The EEOC recently posted some additional guidance related to the new GINA regulations that it released that will become effective in January 2011. For small businesses, the guidance will be very helpful as companies plot their course to compliance.
One document provides some additional background material on the law while the other document answers from FAQs that might arise for small businesses.
What is helpful about the documents is that they explain in further detail how GINA will affect other laws that are already on the books, such as the Americans with Disabilities Act or FMLA.
Underlying all of this is the understanding that GINA "is concerned primarily with protecting those individuals who may be discriminated against because an employer thinks they are at increased risk of acquiring a condition in the future. Someone who is discriminated against because she actually has breast cancer or another condition would not be protected by GINA, even if the condition has a genetic basis.”

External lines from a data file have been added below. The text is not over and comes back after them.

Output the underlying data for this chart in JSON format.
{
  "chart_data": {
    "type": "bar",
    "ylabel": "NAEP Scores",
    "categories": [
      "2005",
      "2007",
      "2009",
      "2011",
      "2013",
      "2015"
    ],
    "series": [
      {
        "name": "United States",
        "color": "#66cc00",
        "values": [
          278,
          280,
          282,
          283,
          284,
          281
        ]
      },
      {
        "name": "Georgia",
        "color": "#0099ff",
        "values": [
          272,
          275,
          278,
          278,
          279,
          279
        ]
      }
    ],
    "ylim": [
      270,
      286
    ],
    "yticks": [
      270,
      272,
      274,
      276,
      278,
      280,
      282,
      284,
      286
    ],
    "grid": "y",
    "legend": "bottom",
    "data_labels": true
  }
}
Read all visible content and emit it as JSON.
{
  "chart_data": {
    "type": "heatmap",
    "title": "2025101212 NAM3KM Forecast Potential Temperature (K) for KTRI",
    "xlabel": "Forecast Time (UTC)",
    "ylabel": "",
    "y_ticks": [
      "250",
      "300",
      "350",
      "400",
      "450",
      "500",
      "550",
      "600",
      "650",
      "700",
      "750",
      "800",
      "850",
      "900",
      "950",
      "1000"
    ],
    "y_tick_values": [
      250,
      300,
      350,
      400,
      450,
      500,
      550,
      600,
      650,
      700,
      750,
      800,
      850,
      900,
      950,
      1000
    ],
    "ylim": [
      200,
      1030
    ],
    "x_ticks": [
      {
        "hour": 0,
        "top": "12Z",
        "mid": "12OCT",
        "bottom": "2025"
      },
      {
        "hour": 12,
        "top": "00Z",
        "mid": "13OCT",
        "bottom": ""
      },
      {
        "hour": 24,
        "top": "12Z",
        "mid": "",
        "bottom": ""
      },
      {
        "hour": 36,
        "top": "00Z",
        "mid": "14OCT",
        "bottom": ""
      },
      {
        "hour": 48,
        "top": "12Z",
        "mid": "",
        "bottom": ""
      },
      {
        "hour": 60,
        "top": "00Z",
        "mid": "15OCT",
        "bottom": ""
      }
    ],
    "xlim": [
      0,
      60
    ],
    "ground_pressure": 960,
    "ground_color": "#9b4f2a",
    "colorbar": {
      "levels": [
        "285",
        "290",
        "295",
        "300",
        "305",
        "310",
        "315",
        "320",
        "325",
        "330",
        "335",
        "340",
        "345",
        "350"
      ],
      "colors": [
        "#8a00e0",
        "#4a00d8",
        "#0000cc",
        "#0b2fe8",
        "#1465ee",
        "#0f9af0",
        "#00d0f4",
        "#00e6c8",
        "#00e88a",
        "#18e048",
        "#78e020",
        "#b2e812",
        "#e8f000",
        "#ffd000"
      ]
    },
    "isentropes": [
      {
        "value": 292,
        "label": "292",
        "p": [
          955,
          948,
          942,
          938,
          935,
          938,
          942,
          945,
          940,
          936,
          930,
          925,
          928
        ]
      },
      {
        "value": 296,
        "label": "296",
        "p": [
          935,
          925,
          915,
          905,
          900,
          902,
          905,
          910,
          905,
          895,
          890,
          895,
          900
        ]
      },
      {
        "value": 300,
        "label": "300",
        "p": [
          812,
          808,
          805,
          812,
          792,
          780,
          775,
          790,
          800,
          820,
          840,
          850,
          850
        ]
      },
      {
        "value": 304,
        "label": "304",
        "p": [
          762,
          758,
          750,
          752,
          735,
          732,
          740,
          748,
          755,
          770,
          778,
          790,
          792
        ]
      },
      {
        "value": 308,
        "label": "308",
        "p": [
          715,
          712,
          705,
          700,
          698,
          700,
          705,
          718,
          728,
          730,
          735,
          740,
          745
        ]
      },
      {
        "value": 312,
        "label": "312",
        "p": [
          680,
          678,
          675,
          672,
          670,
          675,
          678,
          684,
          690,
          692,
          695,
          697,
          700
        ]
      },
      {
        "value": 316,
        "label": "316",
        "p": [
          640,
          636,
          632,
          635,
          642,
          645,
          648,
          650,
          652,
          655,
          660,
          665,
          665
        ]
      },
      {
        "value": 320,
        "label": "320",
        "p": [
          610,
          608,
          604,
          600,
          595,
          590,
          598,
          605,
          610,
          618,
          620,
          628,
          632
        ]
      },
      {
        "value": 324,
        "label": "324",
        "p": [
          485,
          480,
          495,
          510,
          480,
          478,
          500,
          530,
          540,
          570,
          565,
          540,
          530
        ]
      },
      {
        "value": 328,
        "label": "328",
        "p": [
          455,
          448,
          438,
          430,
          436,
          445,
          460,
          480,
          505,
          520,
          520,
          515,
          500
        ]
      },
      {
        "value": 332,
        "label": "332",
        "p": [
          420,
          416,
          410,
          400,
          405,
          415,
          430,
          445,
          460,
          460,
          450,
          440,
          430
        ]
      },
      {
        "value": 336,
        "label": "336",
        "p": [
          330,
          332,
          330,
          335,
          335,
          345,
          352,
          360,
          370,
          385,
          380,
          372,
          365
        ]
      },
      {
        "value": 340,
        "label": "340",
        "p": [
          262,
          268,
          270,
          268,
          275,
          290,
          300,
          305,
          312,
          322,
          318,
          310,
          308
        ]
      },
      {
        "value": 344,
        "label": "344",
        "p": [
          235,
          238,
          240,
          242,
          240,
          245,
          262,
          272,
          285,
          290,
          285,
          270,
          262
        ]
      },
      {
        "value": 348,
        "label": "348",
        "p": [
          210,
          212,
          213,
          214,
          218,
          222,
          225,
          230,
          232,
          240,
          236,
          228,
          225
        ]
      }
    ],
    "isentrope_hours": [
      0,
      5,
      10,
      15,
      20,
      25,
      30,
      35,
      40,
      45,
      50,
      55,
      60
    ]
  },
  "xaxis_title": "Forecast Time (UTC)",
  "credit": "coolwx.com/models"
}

The Washington DC Employment Law Update has, as usual, some additional particulars about the new guidance:
The guidance clarifies a number of other issues under the final rule, such as what an employer must do to comply with GINA when lawfully requesting health-related information; when an employer’s acquisition of genetic information would be deemed inadvertent and thus not unlawful; under what conditions may an employer conduct genetic monitoring to determine if employees are being affected by harmful substances in the workplace; and how Title II applies to employment decisions concerning the provision of health benefits. The Q&A documents also include model language provided in the final rule that an employer may use as a warning for employees not to provide genetic information when providing the employer with health-related information.
For employers that are starting to think about how to implement GINA, these documents provide an additional resource for employers to consider.